With the whole world grappled under the arms of coronavirus, scientists around the globe are fanatically trying to develop a vaccine against this. Though many organizations have claimed that they have developed the vaccine, but as of now all of them are under various stages of clinical trials. Talking specifically about India, the British-based Astra-Zeneca pharmaceutical company and Oxford University have collaborated with the Serum Institute of India to develop, produce and distribute the vaccine within India and the Indian subcontinent. Among all the negatives, this seems a very positive step forward for all of us. But though it is a positive step forward in reality people have no proper knowledge of what is going on and around with the vaccine and trials. So let us understand it in a layman’s language.
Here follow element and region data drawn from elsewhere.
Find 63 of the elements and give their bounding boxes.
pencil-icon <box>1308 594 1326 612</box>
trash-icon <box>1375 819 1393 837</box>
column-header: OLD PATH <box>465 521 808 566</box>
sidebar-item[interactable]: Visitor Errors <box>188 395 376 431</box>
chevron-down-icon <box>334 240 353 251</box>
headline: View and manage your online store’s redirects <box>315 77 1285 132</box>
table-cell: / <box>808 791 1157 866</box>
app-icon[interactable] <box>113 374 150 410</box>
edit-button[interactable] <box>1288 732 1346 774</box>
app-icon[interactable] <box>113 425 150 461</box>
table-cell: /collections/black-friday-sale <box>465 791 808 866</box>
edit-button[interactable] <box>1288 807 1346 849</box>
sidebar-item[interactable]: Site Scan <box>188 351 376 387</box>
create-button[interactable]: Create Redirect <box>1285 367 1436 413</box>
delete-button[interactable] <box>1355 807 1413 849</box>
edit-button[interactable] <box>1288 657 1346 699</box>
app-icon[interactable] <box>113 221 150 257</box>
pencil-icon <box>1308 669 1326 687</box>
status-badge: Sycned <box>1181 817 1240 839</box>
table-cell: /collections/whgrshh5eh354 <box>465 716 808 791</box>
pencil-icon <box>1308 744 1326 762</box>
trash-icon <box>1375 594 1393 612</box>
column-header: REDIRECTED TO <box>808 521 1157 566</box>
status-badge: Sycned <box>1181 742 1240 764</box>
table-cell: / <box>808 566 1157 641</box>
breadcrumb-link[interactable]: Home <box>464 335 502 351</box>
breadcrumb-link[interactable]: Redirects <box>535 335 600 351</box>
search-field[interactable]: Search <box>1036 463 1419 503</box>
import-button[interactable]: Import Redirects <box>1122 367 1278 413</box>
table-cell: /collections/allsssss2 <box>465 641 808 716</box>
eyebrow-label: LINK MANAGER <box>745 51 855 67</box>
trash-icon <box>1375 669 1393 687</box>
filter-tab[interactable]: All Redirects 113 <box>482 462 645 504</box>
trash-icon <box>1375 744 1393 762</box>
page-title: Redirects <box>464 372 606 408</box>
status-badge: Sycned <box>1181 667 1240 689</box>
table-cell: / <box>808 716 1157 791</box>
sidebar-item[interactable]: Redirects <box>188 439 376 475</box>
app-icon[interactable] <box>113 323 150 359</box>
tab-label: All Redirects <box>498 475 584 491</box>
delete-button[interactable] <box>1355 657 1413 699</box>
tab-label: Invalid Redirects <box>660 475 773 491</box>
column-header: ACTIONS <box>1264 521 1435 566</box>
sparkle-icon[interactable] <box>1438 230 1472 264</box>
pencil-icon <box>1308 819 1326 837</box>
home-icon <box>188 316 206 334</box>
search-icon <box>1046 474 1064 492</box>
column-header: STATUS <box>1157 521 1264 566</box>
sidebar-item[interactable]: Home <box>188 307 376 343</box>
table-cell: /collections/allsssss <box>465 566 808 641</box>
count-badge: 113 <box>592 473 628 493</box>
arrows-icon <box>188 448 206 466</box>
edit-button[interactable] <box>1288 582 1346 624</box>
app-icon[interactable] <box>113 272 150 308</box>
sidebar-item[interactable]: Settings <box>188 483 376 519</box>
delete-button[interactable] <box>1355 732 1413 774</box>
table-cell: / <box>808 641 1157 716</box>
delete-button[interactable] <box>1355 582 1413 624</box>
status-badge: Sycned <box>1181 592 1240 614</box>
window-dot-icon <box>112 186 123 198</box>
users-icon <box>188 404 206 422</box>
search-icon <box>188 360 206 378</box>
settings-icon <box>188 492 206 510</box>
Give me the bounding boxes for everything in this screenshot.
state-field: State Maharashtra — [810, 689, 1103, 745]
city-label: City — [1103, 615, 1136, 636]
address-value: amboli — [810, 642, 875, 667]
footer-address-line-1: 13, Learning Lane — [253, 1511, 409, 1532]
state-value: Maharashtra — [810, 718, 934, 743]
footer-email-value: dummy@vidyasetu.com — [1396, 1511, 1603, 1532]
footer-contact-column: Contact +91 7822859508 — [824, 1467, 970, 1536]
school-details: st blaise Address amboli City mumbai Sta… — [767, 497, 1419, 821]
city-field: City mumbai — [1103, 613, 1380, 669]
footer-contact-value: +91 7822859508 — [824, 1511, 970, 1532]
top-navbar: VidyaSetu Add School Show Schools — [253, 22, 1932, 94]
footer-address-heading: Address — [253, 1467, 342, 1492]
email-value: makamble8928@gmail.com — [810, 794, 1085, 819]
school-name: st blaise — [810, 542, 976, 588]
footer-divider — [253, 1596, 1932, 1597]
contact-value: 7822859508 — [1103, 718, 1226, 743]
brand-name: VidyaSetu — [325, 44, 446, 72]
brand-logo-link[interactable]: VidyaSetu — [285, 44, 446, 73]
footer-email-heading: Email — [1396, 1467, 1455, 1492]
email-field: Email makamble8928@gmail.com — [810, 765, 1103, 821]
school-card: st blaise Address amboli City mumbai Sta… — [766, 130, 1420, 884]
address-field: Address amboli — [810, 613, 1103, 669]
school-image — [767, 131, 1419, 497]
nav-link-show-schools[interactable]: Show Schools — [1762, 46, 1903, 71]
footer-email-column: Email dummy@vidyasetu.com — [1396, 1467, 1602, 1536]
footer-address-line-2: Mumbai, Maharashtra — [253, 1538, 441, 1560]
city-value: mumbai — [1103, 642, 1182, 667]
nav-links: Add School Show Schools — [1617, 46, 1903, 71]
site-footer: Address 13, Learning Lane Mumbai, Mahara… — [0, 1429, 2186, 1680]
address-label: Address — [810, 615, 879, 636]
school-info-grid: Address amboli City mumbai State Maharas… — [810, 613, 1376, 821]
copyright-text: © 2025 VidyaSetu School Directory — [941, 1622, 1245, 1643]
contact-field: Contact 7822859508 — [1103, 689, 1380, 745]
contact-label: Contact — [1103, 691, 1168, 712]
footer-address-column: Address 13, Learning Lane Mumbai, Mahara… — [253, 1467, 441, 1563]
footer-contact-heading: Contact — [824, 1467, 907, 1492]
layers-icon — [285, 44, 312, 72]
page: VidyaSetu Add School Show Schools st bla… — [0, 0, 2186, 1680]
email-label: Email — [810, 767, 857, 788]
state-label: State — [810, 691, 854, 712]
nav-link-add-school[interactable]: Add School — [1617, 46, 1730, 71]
So after the causative agent is identified, the scientists try to target it by using various biological and biochemical means so that it can be eliminated. This very first step is the creation of the vaccine. This is itself a very exhausting and challenging task that involves applications from various domains of biology. So after we have our assumed vaccine, which we consider can be used for that specific organism, it then undergoes a series of trials for validating its effect on humans. This validation is done through two stages. Stage 1 of the validation test is called Pre-Clinical Trial and Stage 2 is called the Clinical Trial.

In the Pre-Clinical Trial, the assumed vaccine is tested over non-human things like cell lines, tissues, and on animals like monkeys, mice, hamsters, and others. The selection of the animals for the validation of the trial is based on a series of complex parameters which is further based on the similarity and identity characteristics of the human and that of the animal on which the trial would be done. Apart from that, there are other critical parameters too based on which the assessment is done.

After success in the Pre-Clinical Trial, the assumed vaccine moves into the Clinical Trial Phase. The Clinical Trial is further divided into four phases namely Phase I, Phase II, Phase III, and Phase IV. Let us understand each of them. In Phase I Trial, the assumed vaccine is tested over a group of healthy individuals. The strength of this group is usually between 20 to 30. The volunteers are administered the assumed vaccine to check the vaccine’s toxicity and safety level. In short, we check whether our assumed vaccine is safe for human use or not. So after we have checked that it is safe, the assumed vaccine proceeds to the Phase II Trial. In the Phase II trial, the vaccine is administered to the patients who are infected with that particular causative agent. The main motive of the Phase II trial is to check whether this assumed vaccine can cure the problem or not. The number of patients upon whom this assumed vaccine is administered ranges over 100 to 300. So once we have checked that yes it can cure the disease, the assumed vaccine then proceeds to the Phase III trial.

In the Phase III trial, the testing range increases from hundreds to thousands. Here the assumed vaccine is tested over around 1000 to 3000 patients. Phase III significantly differs for whom we have the vaccine and for whom we don’t have the vaccine. If we have the vaccine then the Phase III trial of the medicine/compound is done to compare the reach and ability of that particular medicine against the present available vaccine or medicine. And if we don’t have the vaccine then, in that case, this trial is done to check the validity of the vaccine over the larger group of people.

Phase IV trial is mainly done for those medicines for which we already have the vaccine. Here the medicine is administered to several thousands of people. Here we assess the validity of the medicine over the masses. On the other hand, if the under trial compound is the vaccine itself, then the vaccine is registered through that country’s regulatory organization/authority and is dispatched for mass vaccination.